Newspaperman (1881–1952)

James Finley Wilson (August 28, 1881 – February 18, 1952) was a newspaperman, leader of the Improved Benevolent and Protective Order of Elks of the World. held appointed public office, and was an influential community leader among African Americans. Emory Libraries have several photographs of him.

== Early life ==
Wilson was born on August 28, 1881 the son of Reverend James L. Wilson and Nancy Wilson. He grew up in Nashville, Tennessee and graduated from Pearl High School. He studied at Fisk University. Wilson went west at worked several odd jobs including mining and ranching before settling in as an editor of several papers.

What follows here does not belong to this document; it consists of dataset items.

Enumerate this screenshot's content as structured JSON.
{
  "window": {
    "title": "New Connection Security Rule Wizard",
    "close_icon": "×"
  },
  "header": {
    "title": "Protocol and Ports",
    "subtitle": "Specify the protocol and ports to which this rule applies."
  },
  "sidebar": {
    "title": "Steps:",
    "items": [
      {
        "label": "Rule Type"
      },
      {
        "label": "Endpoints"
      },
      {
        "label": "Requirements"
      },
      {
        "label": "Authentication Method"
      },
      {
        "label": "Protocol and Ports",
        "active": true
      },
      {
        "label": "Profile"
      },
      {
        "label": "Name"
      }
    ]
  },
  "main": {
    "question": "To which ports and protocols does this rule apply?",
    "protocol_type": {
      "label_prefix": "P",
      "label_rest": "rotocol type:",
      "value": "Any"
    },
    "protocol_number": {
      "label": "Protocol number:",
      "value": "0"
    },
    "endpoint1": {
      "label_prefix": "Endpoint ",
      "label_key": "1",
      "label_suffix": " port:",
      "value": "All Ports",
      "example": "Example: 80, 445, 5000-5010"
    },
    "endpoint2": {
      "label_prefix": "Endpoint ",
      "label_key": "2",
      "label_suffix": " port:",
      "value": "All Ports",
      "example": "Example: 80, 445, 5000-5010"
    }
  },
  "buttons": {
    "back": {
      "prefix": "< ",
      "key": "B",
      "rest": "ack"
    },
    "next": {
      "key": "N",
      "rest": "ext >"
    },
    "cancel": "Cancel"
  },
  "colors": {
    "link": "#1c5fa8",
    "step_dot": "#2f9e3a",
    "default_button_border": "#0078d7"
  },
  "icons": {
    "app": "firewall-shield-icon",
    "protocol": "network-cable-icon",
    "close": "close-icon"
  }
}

He married Lea Belle Barrar of Richmond, Virginia on July 28, 1924.

== Career ==
Wilson owned the Washington, D.C. Eagle and other Black newspapers. He was elected the leader, or Grand Exalted Ruler, of the Improved Benevolent and Protective Order of Elks of the World on August 28, 1922. Wilson grew the membership of the Elks from 30,000 to 500,000 by his death. He was a Republican. He wrote The mockery of Harding : an open letter published in 1922 and The colored Elks and national defense.

He was described as a "flashy dresser who carries a cane and smokes dreadnaught cigars, he has a marked penchant for flowery speeches, prize fights, and horse races, and a marked distaste for the routine entailed by his lofty office."